BELGRADE: Serbia is discussing with the International Monetary Fund cutting the work force in the state administration by five percent, a minister was quoted as saying on Tuesday, as the Balkan country pursues a new loan deal.
It follows the announcement last week by Prime Minister Aleksandar Vucic of pension and public sector wage cuts in an effort to curtail a budget deficit forecast at 8.3 percent of national output.
Serbia is expected to start full loan negotiations with the IMF after the government revises the 2014 budget later in September or early October.

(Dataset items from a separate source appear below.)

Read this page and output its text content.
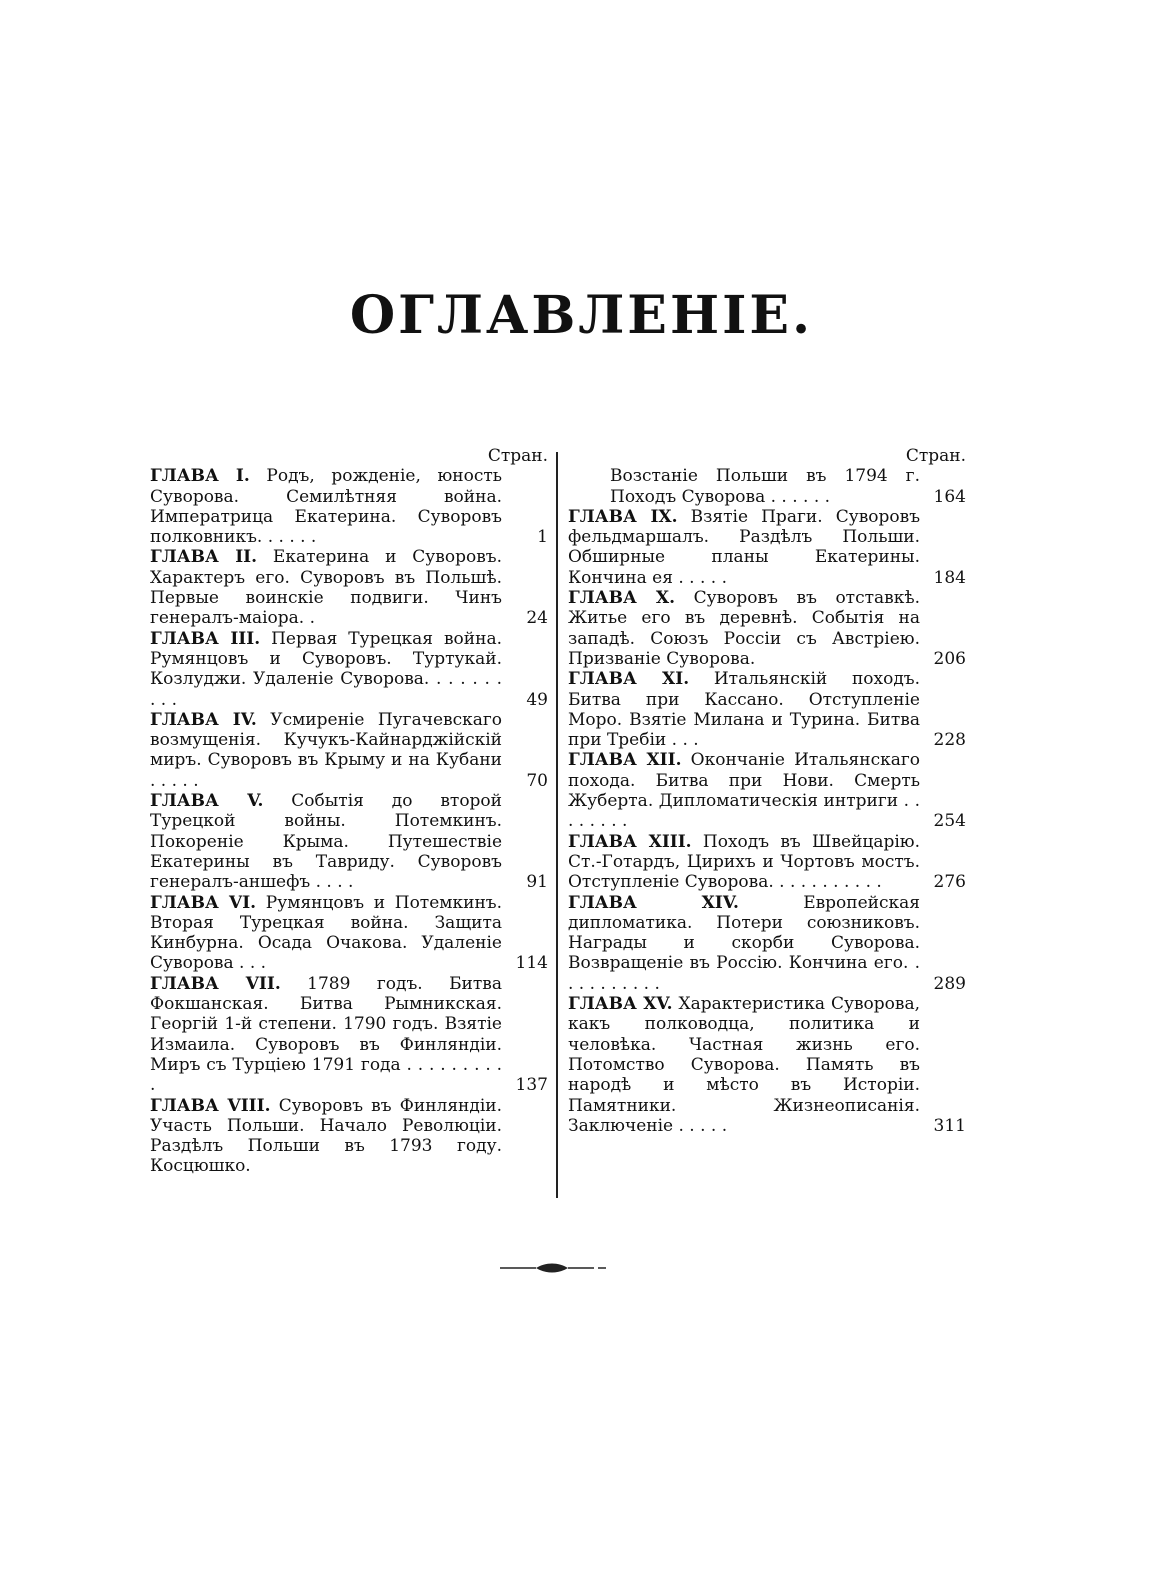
ОГЛАВЛЕНІЕ.
Стран.
ГЛАВА I. Родъ, рожденіе, юность Суворова. Семилѣтняя война. Императрица Екатерина. Суворовъ полковникъ. . . . . .	1
ГЛАВА II. Екатерина и Суворовъ. Характеръ его. Суворовъ въ Польшѣ. Первые воинскіе подвиги. Чинъ генералъ-маіора. .	24
ГЛАВА III. Первая Турецкая война. Румянцовъ и Суворовъ. Туртукай. Козлуджи. Удаленіе Суворова. . . . . . . . . .	49
ГЛАВА IV. Усмиреніе Пугачевскаго возмущенія. Кучукъ-Кайнарджійскій миръ. Суворовъ въ Крыму и на Кубани . . . . .	70
ГЛАВА V. Событія до второй Турецкой войны. Потемкинъ. Покореніе Крыма. Путешествіе Екатерины въ Тавриду. Суворовъ генералъ-аншефъ . . . .	91
ГЛАВА VI. Румянцовъ и Потемкинъ. Вторая Турецкая война. Защита Кинбурна. Осада Очакова. Удаленіе Суворова . . .	114
ГЛАВА VII. 1789 годъ. Битва Фокшанская. Битва Рымникская. Георгій 1-й степени. 1790 годъ. Взятіе Измаила. Суворовъ въ Финляндіи. Миръ съ Турціею 1791 года . . . . . . . . . .	137
ГЛАВА VIII. Суворовъ въ Финляндіи. Участь Польши. Начало Революціи. Раздѣлъ Польши въ 1793 году. Косцюшко.
Стран.
Возстаніе Польши въ 1794 г. Походъ Суворова . . . . . .	164
ГЛАВА IX. Взятіе Праги. Суворовъ фельдмаршалъ. Раздѣлъ Польши. Обширные планы Екатерины. Кончина ея . . . . .	184
ГЛАВА X. Суворовъ въ отставкѣ. Житье его въ деревнѣ. Событія на западѣ. Союзъ Россіи съ Австріею. Призваніе Суворова.	206
ГЛАВА XI. Итальянскій походъ. Битва при Кассано. Отступленіе Моро. Взятіе Милана и Турина. Битва при Требіи . . .	228
ГЛАВА XII. Окончаніе Итальянскаго похода. Битва при Нови. Смерть Жуберта. Дипломатическія интриги . . . . . . . .	254
ГЛАВА XIII. Походъ въ Швейцарію. Ст.-Готардъ, Цирихъ и Чортовъ мостъ. Отступленіе Суворова. . . . . . . . . . .	276
ГЛАВА XIV.	Европейская дипломатика. Потери союзниковъ. Награды и скорби Суворова. Возвращеніе въ Россію. Кончина его. . . . . . . . . . .	289
ГЛАВА XV. Характеристика Суворова, какъ полководца, политика и человѣка. Частная жизнь его. Потомство Суворова. Память въ народѣ и мѣсто въ Исторіи. Памятники. Жизнеописанія. Заключеніе . . . . .	311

"We are in talks with the IMF about cutting the number of employees in public sector by five percent," Kori Udovicki, minister for state administration and local self management, was quoted as telling the Serbian daily Blic.
"We hope to be able to meet this demand to the largest degree as workers retire, but there are concerns that we will have to lay off 25,000 people."

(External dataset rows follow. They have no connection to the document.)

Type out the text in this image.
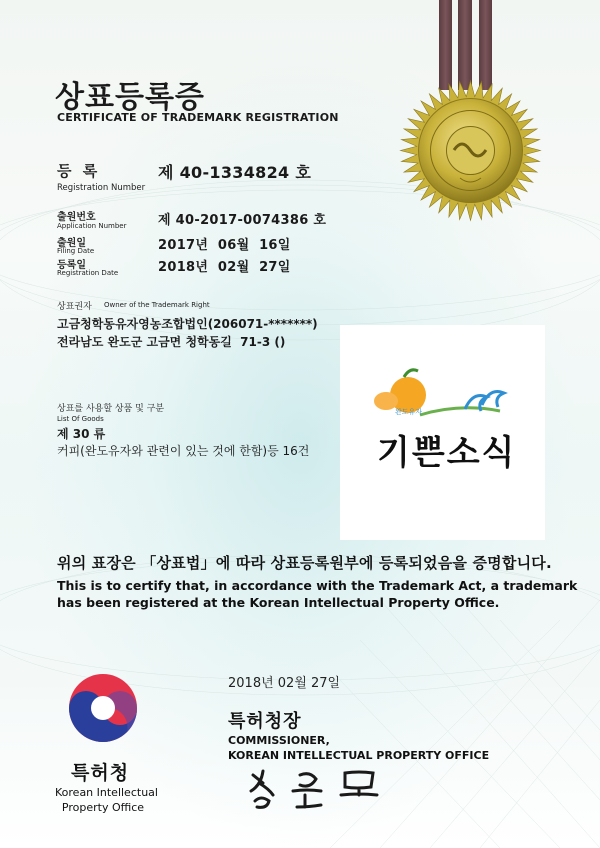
상표등록증
CERTIFICATE OF TRADEMARK REGISTRATION
등 록
Registration Number
제 40-1334824 호
출원번호
Application Number 제 40-2017-0074386 호
출원일
Filing Date	2017년  06월  16일
등록일
Registration Date	2018년  02월  27일
상표권자 Owner of the Trademark Right
고금청학동유자영농조합법인(206071-*******)
전라남도 완도군 고금면 청학동길  71-3 ()
상표를 사용할 상품 및 구분
List Of Goods
제 30 류
커피(완도유자와 관련이 있는 것에 한함)등 16건
완도유자
기쁜소식
위의 표장은 「상표법」에 따라 상표등록원부에 등록되었음을 증명합니다.
This is to certify that, in accordance with the Trademark Act, a trademark
has been registered at the Korean Intellectual Property Office.
2018년 02월 27일
특허청장
COMMISSIONER,
KOREAN INTELLECTUAL PROPERTY OFFICE
특허청
Korean Intellectual
Property Office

The IMF did not immediately respond to a written request from Reuters for confirmation.
Udovicki specified that she was referring to the state administration, which includes doctors and teachers. The state administration numbers around 500,000 people, in a country of 7.3 million. Another 200,000 are employed in a host of indebted state-owned companies, which together with the state administration makes up the public sector.
Vucic's government wants a three-year precautionary loan deal with the IMF, a safety net that is crucial to reassuring investors worried over the size of the budget deficit and a public debt pile now seen hitting 73 percent of gross domestic product (GDP).
Analysts say Serbia may need to cut its public sector workforce by more than 100,000 people to put its finances on a stable footing. Unemployment already stands at 20 percent.